Two things stand out: A new, business-driven point of view has made me a better leader and a better servant. The routine technical and project decisions I make are more heavily influenced now by business factors and realities. This is producing better decisions and happier customers (and a better quality of life for me). More interesting, though, is the unexpected effect the program has had on my musical performances. I am much more engaged with members of the audience than I was before participating in the IEM program. The program requires constant, intentional communication, collaboration with team members, and presentations to colleagues, professors, and guests. I like to say this demand on personal interaction helped force my love for people to outgrow my fear of them.
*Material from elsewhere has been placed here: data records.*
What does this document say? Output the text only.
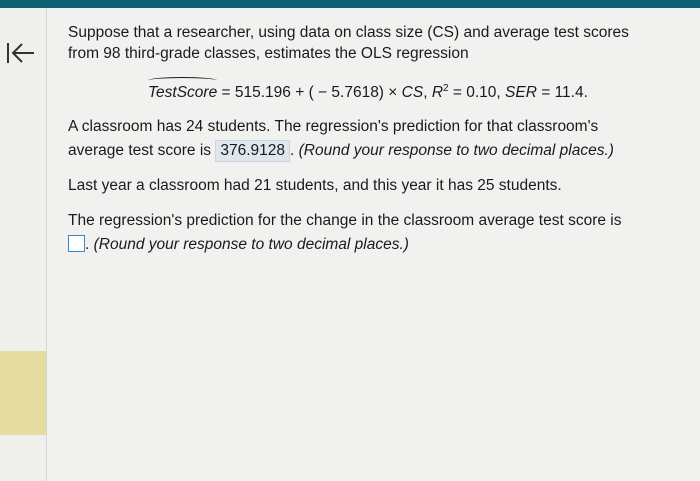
Suppose that a researcher, using data on class size (CS) and average test scores
from 98 third-grade classes, estimates the OLS regression

TestScore = 515.196 + ( − 5.7618) × CS, $R^2 = 0.10$, SER = 11.4.

A classroom has 24 students. The regression's prediction for that classroom's
average test score is 376.9128 . (Round your response to two decimal places.)

Last year a classroom had 21 students, and this year it has 25 students.

The regression's prediction for the change in the classroom average test score is
. (Round your response to two decimal places.)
This inversion, others-conscious vs. self-conscious, has revolutionized nearly every aspect of my professional and personal life.

Do you think IEM is just like all the other graduate programs? Why? Why Not?

I don’t have a basis of comparison, but I would hope all graduate programs are as accessible, intentional, and fruitful as IEM.

If you recommend this program to others, what are your talking points?

I always mention the red pill/blue pill. In the movie Matrix, one could take the blue pill and life would go on as usual. Or, one could take the red pill and his view of the world would change forever. I took the red pill, and I’m happy I did. I come from a software development and project management background. The IEM program opened my eyes to other vital aspects such as business planning, network security, enterprise architecture, and entrepreneurism.

Are you glad you invested in IEM? Are you happy with the outcome?

I am pleased with my investment in IEM. I continue to reap benefits from skills I developed or viewpoints I acquired while in the program.

What is something you would say to someone considering IEM right now? Is it worth their time? Will it help them in the long run? Why do you have the opinion you do of IEM?

I would say, ‘Evaluate your professional goals.’ In my career stage, I felt I needed an ‘M’-something after my name in order to be upwardly mobile. I found that the ‘M’ I received from the IEM program (MEng) represents a broadened mind and a more capable and confident person. I would also hasten to say the program has a heavy entrepreneur bent. This does not mean that enrolling in the program requires one to quit his job and start his own business. It does mean that he will have opportunities to flex his imagination, skills, and passion to transform the most important enterprise of all: himself.